Rien ne nous empêche malgré tout de nous poser quelques questions en lisant un pareil récit.
Voici par exemple deux interrogations :
Question numéro 1 : " Le maire conseille de faire du pain avec un mélange
froment-riz" ?
Du riz ? Je pense que vous aussi, vous avez dû être étonnés. Il semble
donc qu'en 1789, en Champagne, il était plus facile de trouver du riz que du blé
et que de plus on en faisait du pain en le mélangeant à du froment !?

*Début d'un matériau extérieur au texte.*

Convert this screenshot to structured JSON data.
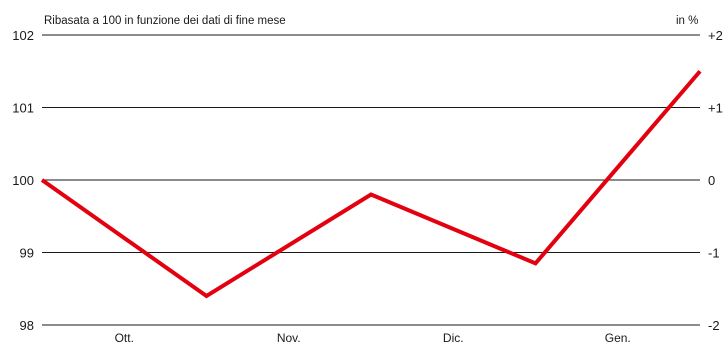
{
  "chart_data": {
    "type": "line",
    "title": "",
    "subtitle": "Ribasata a 100 in funzione dei dati di fine mese",
    "right_axis_unit": "in %",
    "categories": [
      "Ott.",
      "Nov.",
      "Dic.",
      "Gen."
    ],
    "x": [
      0,
      1,
      2,
      3,
      4
    ],
    "series": [
      {
        "values": [
          100.0,
          98.4,
          99.8,
          98.85,
          101.5
        ],
        "color": "#e3000f"
      }
    ],
    "ylim": [
      98,
      102
    ],
    "yticks_left": [
      "102",
      "101",
      "100",
      "99",
      "98"
    ],
    "yticks_left_values": [
      102,
      101,
      100,
      99,
      98
    ],
    "yticks_right": [
      "+2",
      "+1",
      "0",
      "-1",
      "-2"
    ],
    "grid": true,
    "legend": "none"
  }
}
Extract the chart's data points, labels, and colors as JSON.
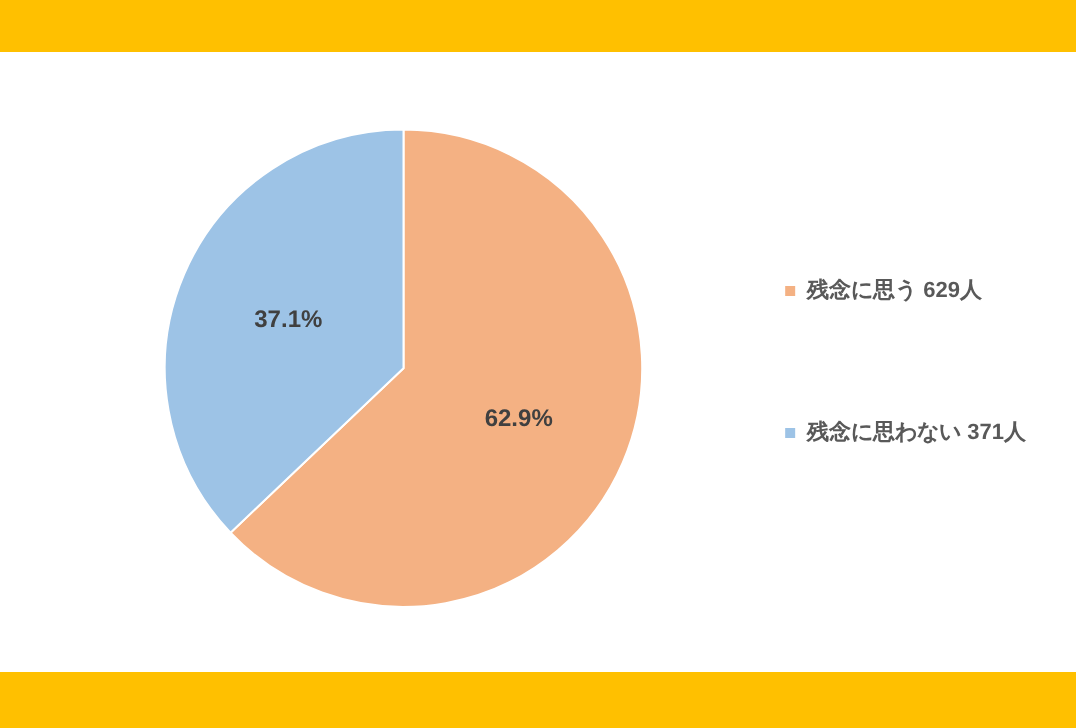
{
  "chart_data": {
    "type": "pie",
    "categories": [
      "残念に思う 629人",
      "残念に思わない 371人"
    ],
    "values": [
      62.9,
      37.1
    ],
    "value_labels": [
      "62.9%",
      "37.1%"
    ],
    "colors": [
      "#f4b183",
      "#9dc3e6"
    ],
    "legend": "right"
  }
}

C'est ainsi qu'en menant mon enquête, j'ai découvert qu'effectivement, au XVIIIe
siècle, lors de disettes, certains boulangers fabriquaient un mauvais pain de riz, "mat
et insipide", à base de farines de riz et de froment, un pain ayant la
particularité d'être très difficile à digérer, voire même "d'obstruer les
viscères" !
Mais d'où pouvait venir cette idée folle ? Alors même que
Parmentier avait démontré dès 1778 que l'on pouvait aisément fabriquer du pain
avec des pommes de terre, bien plus faciles à cultiver et qu'en janvier 1789
il en était encore à devoir rédiger un rapport à ce propos au roi ! Lisez l'article que l'historienne Aurore Chéry m'a fait l'honneur de rédiger sur mon site :" L'historienne Aurore Chéry explique la pénurie de farine en
1789 et le pourquoi de son origine, l'Algérie."

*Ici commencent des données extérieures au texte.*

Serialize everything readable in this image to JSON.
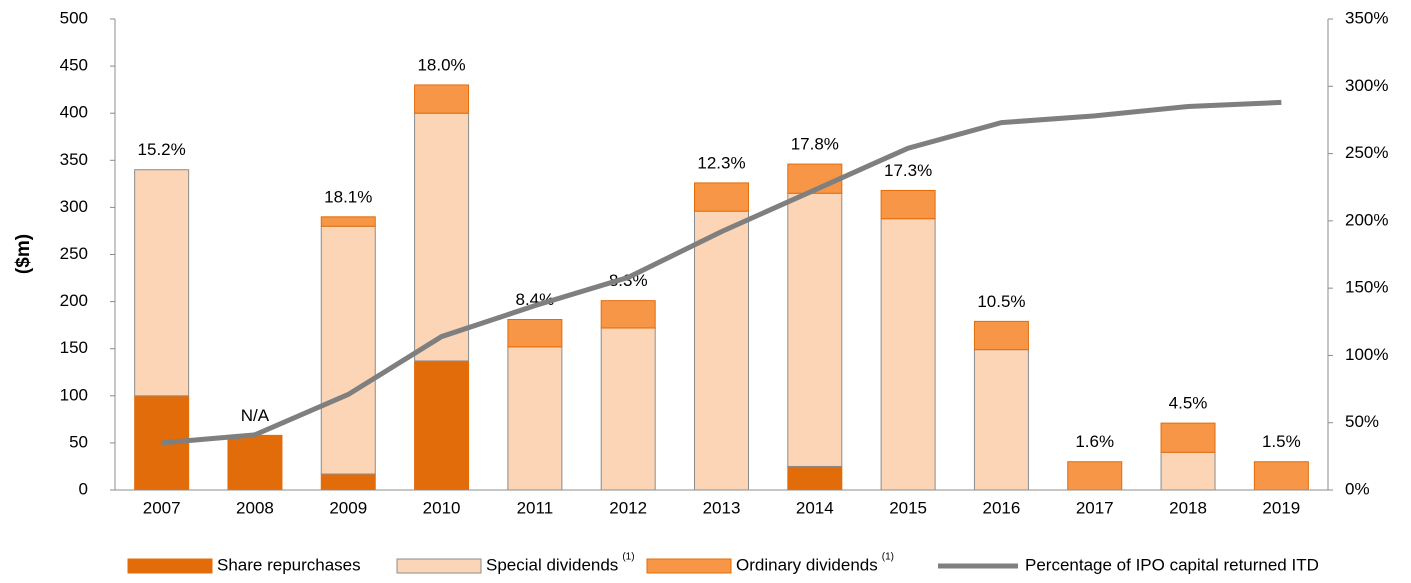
{
  "chart_data": {
    "type": "stacked_bar_line",
    "y_label": "($m)",
    "categories": [
      "2007",
      "2008",
      "2009",
      "2010",
      "2011",
      "2012",
      "2013",
      "2014",
      "2015",
      "2016",
      "2017",
      "2018",
      "2019"
    ],
    "series": [
      {
        "name": "Share repurchases",
        "color": "#e36c0a",
        "values": [
          100,
          58,
          17,
          137,
          0,
          0,
          0,
          25,
          0,
          0,
          0,
          0,
          0
        ]
      },
      {
        "name": "Special dividends",
        "footnote_mark": "(1)",
        "color": "#fbd5b5",
        "values": [
          240,
          0,
          263,
          263,
          152,
          172,
          296,
          290,
          288,
          149,
          0,
          40,
          0
        ]
      },
      {
        "name": "Ordinary dividends",
        "footnote_mark": "(1)",
        "color": "#f79646",
        "values": [
          0,
          0,
          10,
          30,
          29,
          29,
          30,
          31,
          30,
          30,
          30,
          31,
          30
        ]
      },
      {
        "name": "Percentage of IPO capital returned ITD",
        "color": "#7f7f7f",
        "axis": "y2",
        "values": [
          35,
          41,
          71,
          114,
          137,
          158,
          192,
          223,
          254,
          273,
          278,
          285,
          288
        ]
      }
    ],
    "bar_labels": [
      "15.2%",
      "N/A",
      "18.1%",
      "18.0%",
      "8.4%",
      "8.3%",
      "12.3%",
      "17.8%",
      "17.3%",
      "10.5%",
      "1.6%",
      "4.5%",
      "1.5%"
    ],
    "ylim": [
      0,
      500
    ],
    "yticks": [
      0,
      50,
      100,
      150,
      200,
      250,
      300,
      350,
      400,
      450,
      500
    ],
    "y2lim": [
      0,
      350
    ],
    "y2ticks": [
      {
        "value": 0,
        "label": "0%"
      },
      {
        "value": 50,
        "label": "50%"
      },
      {
        "value": 100,
        "label": "100%"
      },
      {
        "value": 150,
        "label": "150%"
      },
      {
        "value": 200,
        "label": "200%"
      },
      {
        "value": 250,
        "label": "250%"
      },
      {
        "value": 300,
        "label": "300%"
      },
      {
        "value": 350,
        "label": "350%"
      }
    ],
    "grid": false
  }
}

Et surtout d'où venait ce riz ?
De Louisiane ?
S'agissait-il de ce riz dont la culture avait sauvé de la
famine la colonie française de Louisiane au début du XVIII siècle ?
Source : https://journals.openedition.org/eccs/896
Principalement utilisé sur place, une partie du riz était tout de même exportée vers
la France depuis la ville de La Nouvelle Orléans. La riziculture s’était avérée une solution très efficace en Louisiane, non seulement à l’insécurité alimentaire, mais
aussi au problème causé par les inondations des terres riveraines du Mississippi.
Source : https://www.cairn.info/revue-annales-2007-3-page-663.htm
Du Piémont ??
S'agissait-il du riz cultivé dans la basse plaine du Pô du
Piémont italien ?
Plus d'infos : https://www.sciencesetavenir.fr/nature-environnement/italie-a-la-decouverte-du-riz-du-piemont-premier-producteur-europeen_13964
De France ???
J'ai en effet découvert que de premières utilisations du
riz en France avaient eu lieu lors des disettes et famines de 1697-1698, mais que
toutes les premières tentatives de riziculture avaient échoué.
Cela ne découragea pas des investisseurs au XVIIIe siècle,
ou des "capitalistes" comme on les appelait à l'époque, de vouloir mettre des
moyens pour implanter la riziculture en France. Était-ce du courage, de
l'inconscience ou seulement le goût du lucre ?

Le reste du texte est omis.